Optimization doesn't mean getting to run cutting edge games on your old laptop, it means making the most of their hardware target. This isn't the same as a random low budget studio game made in UE5 with asset store bundles and lots of overhead from unused/misused engine features. RTX (particularly for lights) is computationally intense, as are huge open maps with tons of very complicated AI stuffed in. id is always careful to get their games running on as much hardware as possible, but realistically you're not gonna get Dark Ages running on a machine that can't do what Dark Ages needs to function.
the thing with RTX is that it's all fake. I own a 4070S GPU. was really excited to upgrade and I've actually upgraded from a 3070. I can tell you...the difference is slim if we don't consider Frame Gen and DLSS. But this is the thing, we SHOULDN'T consider it, because the tech is not there yet. It really isn't. I'll be curious and hopefully the new Doom proves me wrong, but I doubt it. I have resorted to play with Ray tracing off and i've had a MUCH better experience since I'm doint that. It's a shame to hear gaming will go into a direction where I won't be able to choose that. It's clear to me that that is a profit driven decision.
The thing is, games bake textures with ray tracing now and if they actually spend time to do optimizations, the game will run AND look much better without ray tracing. the quality lost (in ray traced shadows and lighting) is minimal if they take the time to do the optimisations.

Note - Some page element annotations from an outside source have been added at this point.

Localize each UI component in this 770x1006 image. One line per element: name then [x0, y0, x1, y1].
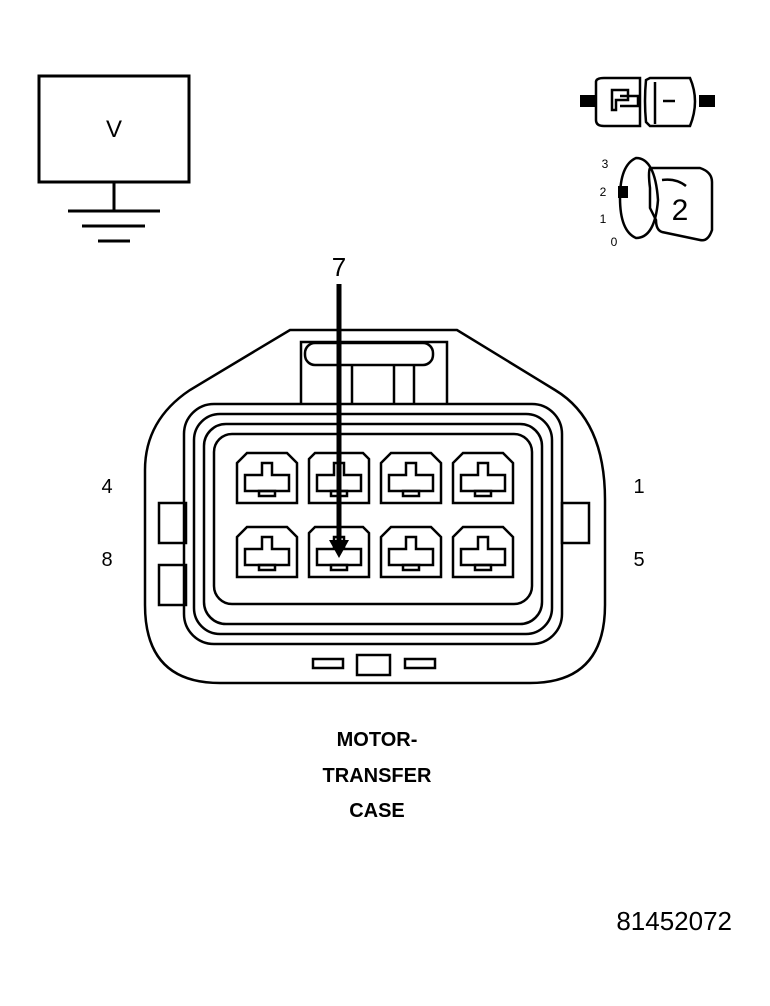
- cavity-pin-5: [451, 525, 515, 579]
- voltmeter-symbol: V: [37, 74, 191, 243]
- cavity-pin-8: [235, 525, 299, 579]
- cavity-pin-1: [451, 451, 515, 505]
- figure-id: 81452072: [616, 906, 732, 936]
- cavity-pin-2: [379, 451, 443, 505]
- pin-label-1: 1: [633, 476, 644, 498]
- connector-face: [143, 328, 607, 685]
- selector-position-0: 0: [611, 235, 618, 249]
- selected-position-label: 2: [672, 194, 689, 227]
- pin-label-8: 8: [101, 549, 112, 571]
- pin-label-4: 4: [101, 476, 112, 498]
- cavity-pin-6: [379, 525, 443, 579]
- ground-icon: [68, 209, 160, 243]
- terminal-cavities: [235, 451, 515, 579]
- connector-plug-icon: [580, 76, 715, 128]
- selector-position-3: 3: [602, 157, 609, 171]
- probe-arrow: 7: [329, 252, 349, 558]
- caption-line-1: MOTOR-: [337, 729, 418, 751]
- ignition-switch-icon: 3 2 1 0 2: [600, 156, 714, 249]
- probe-pin-label: 7: [332, 252, 346, 282]
- caption-line-3: CASE: [349, 800, 405, 822]
- selector-position-1: 1: [600, 212, 607, 226]
- selector-position-2: 2: [600, 185, 607, 199]
- pin-label-5: 5: [633, 549, 644, 571]
- cavity-pin-4: [235, 451, 299, 505]
- meter-mode-label: V: [106, 116, 122, 143]
- caption-line-2: TRANSFER: [323, 765, 432, 787]
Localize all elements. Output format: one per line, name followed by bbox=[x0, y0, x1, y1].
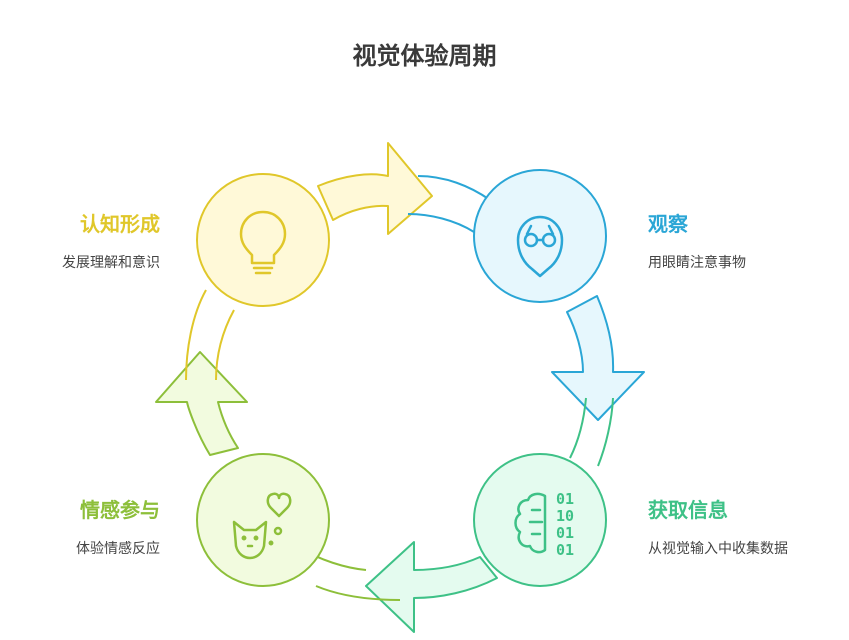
stage-title-observe: 观察 bbox=[648, 212, 688, 236]
stage-desc-emotion: 体验情感反应 bbox=[76, 541, 160, 557]
connector-arc bbox=[215, 309, 235, 381]
connector-arc bbox=[185, 289, 207, 381]
page-title: 视觉体验周期 bbox=[352, 42, 497, 70]
stage-circle-cognition bbox=[196, 173, 330, 307]
stage-desc-observe: 用眼睛注意事物 bbox=[648, 255, 746, 271]
lightbulb-icon bbox=[239, 210, 287, 275]
brain-binary-icon bbox=[514, 492, 547, 554]
stage-circle-observe bbox=[473, 169, 607, 303]
connector-arc bbox=[315, 585, 401, 601]
stage-title-cognition: 认知形成 bbox=[80, 212, 160, 236]
arrow-observe-to-info bbox=[551, 295, 645, 421]
stage-desc-info: 从视觉输入中收集数据 bbox=[648, 541, 788, 557]
stage-circle-emotion bbox=[196, 453, 330, 587]
connector-arc bbox=[417, 175, 491, 201]
binary-line-2: 10 bbox=[556, 507, 574, 525]
binoculars-pin-icon bbox=[516, 215, 564, 278]
arrow-info-to-emotion bbox=[365, 541, 498, 633]
stage-title-info: 获取信息 bbox=[648, 498, 728, 522]
connector-arc bbox=[597, 397, 614, 467]
binary-line-1: 01 bbox=[556, 490, 574, 508]
arrow-emotion-to-cognition bbox=[155, 351, 248, 456]
binary-line-4: 01 bbox=[556, 541, 574, 559]
stage-desc-cognition: 发展理解和意识 bbox=[62, 255, 160, 271]
binary-text: 01 10 01 01 bbox=[556, 490, 574, 559]
cat-heart-icon bbox=[232, 492, 292, 560]
arrow-cognition-to-observe bbox=[317, 142, 433, 235]
stage-title-emotion: 情感参与 bbox=[80, 498, 160, 522]
stage-circle-info bbox=[473, 453, 607, 587]
connector-arc bbox=[407, 213, 475, 233]
binary-line-3: 01 bbox=[556, 524, 574, 542]
connector-arc bbox=[569, 397, 587, 459]
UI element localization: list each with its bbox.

i really liked the idea of RTX, but tech isn't there yet. that;s the truth. forcing RTX ... is an unconsumer friendly decision imo. I'm all for it to progress to the next tech, as I have a fairly strong rig. I won't be affected by this, but I don't like the direction the industry is going when they simply let all optimisation development go to UE5's Nanite system and they brush it off with TAA. It really doesn't look good.
Here, check out this guy. He is explaining it better than me:
https://www.youtube.com/watch?v=YEtX_Z7zZSY&t=0s
If the consumer was not willing to pay 80$, the price would go down.